RANGOON — The resurgence of the illicit drugs trade in Burma in recent years is the result of flawed drug control policies by Burma and its neighbors, a new report says. It urges regional governments to reform their repressive policies in order to better address the trade’s underlying causes, such as rural poverty, and the impact of a rise in drug use.
The report by the Amsterdam-based Transnational Institute (TNI), titled “Bouncing Back-Relapse in the Golden Triangle,” was released Monday and is based on hundreds of interviews with farmers, drug users and drug traders in Burma, Laos, Thailand, China and Northeastern India held between 2009 and 2013.
TNI said the increase in opium production in Burma, which grew for a sixth consecutive year in 2013 after seeing a sharp decline in the first half of the last decade, followed the implementation of “drug control policies [that] have failed to reduce consumption and production and instead led to more dangerous forms of drug use, growing human rights abuses and impoverishment.”
“The ASEAN strategy to become ‘drug free’ by 2015 is failing dramatically,” said the institute, which has long studied drug policy issues in Burma and across the world. “In the last decade, opium cultivation in the region has doubled, drug use—especially amphetamines—has increased significantly, and there remain strong links between drugs, conflict, crime and corruption.”
Burma is Asia’s most important hub for opium and methamphetamine production, most of which is destined for China and Thailand. Between 2006 and 2013, the area under opium poppy in Burma rose from 24,000 hectares in 2006 to 58,000 hectares in 2013, the UN Office on Drugs and Crime (UNODC) estimates, making Burma the world’s second-largest opium producer after Afghanistan, where 209,000 hectares were under poppy last year.
Opium and methamphetamine has long been produced in northern Burma, where the trade is directly tied to the country’s decades-old ethnic conflict, which continues to fester in many parts of Shan and Kachin states.
Tens of thousands of poor ethnic farmers grow the opium, while ethnic Chinese syndicates are believed to control and finance the drug trade and trafficking, according to TNI. All parties involved in the ethnic conflict—rebel groups, the Burma Army and pro-government militias—are taxing the drug trade to fuel the war, TNI said, adding that some militias and rebel groups are directly involved in drug production and trade.
From 1998 to 2006, opium production had been in decline after Burma’s former military regime and several ceasefire groups, such as the ethnic Wa, Kokang and Mongla rebels, enforced bans on poppy cultivation in northern Shan State after Burma came under growing international pressure to stem the flow of drugs.
But TNI said opium production had since relocated to southern Shan State and Northeastern India, where it has been rapidly expanding, spurred on by rising prices for the drug. “Opium bans … have had little permanent effect because opium is often the only crop viable to compensate for food shortages and high levels of poverty” among ethnic subsistence farmers, the report said, adding that the ongoing conflict is also fueling the drug trade.
The UNODC estimates that the average opium production in Burma was 15 kg per hectare in 2013, and that farmers on average earned US$520 per kg of opium in 2012.
“Until regional governments and the international community properly addresses poverty, conflict and rising demand for heroin in China, opium bans and eradication will continue to fail,” researcher Tom Kramer said in a press release.

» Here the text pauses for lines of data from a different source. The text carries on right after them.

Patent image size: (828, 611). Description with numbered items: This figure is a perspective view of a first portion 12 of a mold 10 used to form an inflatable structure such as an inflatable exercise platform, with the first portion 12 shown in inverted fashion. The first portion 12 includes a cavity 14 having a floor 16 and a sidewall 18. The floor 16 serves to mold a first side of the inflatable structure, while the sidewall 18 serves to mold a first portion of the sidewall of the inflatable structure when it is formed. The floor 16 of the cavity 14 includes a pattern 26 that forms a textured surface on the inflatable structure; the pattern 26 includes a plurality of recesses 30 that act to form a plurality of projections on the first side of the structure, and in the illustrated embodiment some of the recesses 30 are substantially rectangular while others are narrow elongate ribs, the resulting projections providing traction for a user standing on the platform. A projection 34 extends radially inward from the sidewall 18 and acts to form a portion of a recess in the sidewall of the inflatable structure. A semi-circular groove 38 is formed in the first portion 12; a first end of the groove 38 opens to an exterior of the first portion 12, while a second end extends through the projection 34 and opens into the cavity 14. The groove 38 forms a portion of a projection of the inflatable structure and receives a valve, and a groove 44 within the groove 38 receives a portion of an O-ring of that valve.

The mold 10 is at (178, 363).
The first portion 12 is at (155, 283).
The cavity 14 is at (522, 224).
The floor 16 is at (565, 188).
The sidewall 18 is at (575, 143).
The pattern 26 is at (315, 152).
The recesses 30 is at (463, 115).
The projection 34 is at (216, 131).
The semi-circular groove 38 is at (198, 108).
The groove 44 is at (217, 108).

TNI said poppy farmers needed alternative livelihood options and better protection of land rights, and that they should be consulted over the impact of drug control policies.
The institute said drug use problems have also worsened in recent years. It warned of “a heroin ‘epidemic’ in Kachin State and Northern Shan State and related social and health issues including [the spread of] HIV and hepatitis C.” Harsh government policies targeting drug users have resulted in the arrests of thousands of users.
TNI called for reforms to Burma’s drug control policies, decriminalization of drug use and an increased focus on health and human rights of drug users and poor opium growers. It noted that President Thein Sein’s reformist government in recent years has shown an interest in finding alternative ways of reducing opium cultivation and drug use problems.
Local civil society organizations have complained for years about the heavy social impact drug use is having in Shan and Kachin states.
Ethnic Palaung groups have sounded the alarm over a drug use epidemic in their communities in northwestern Shan State, where in some cases up to 90 percent of the young male population is reportedly addicted to opium or methamphetamines.
A rights activist familiar with the situation in Palaung areas said authorities had reacted by briefly locking up users, but were powerless against armed gangs—often pro-government militias—producing and selling drugs in the area.
“They are not going after the big people behind the drugs—this has a big impact on the people on the ground,” said the activist, who requested anonymity for fear of retribution by drug gangs.
“After 2010, drug use in the villages sharply increased. In one village I visited, seven women came up to me crying. They said: ‘Help us, my son is a drug addict, my husband is a drug addict.’”
“[But] the thing is, who can we approach? In Shan State alone, we have six drug lords who are MPs with the ruling party. They are in the system, in the government, so it’s very hard to approach the government,” the activist said, referring to pro-government militia leaders who were made lawmakers in the ruling Union Solidarity and Development Party (USDP) during the previous military regime.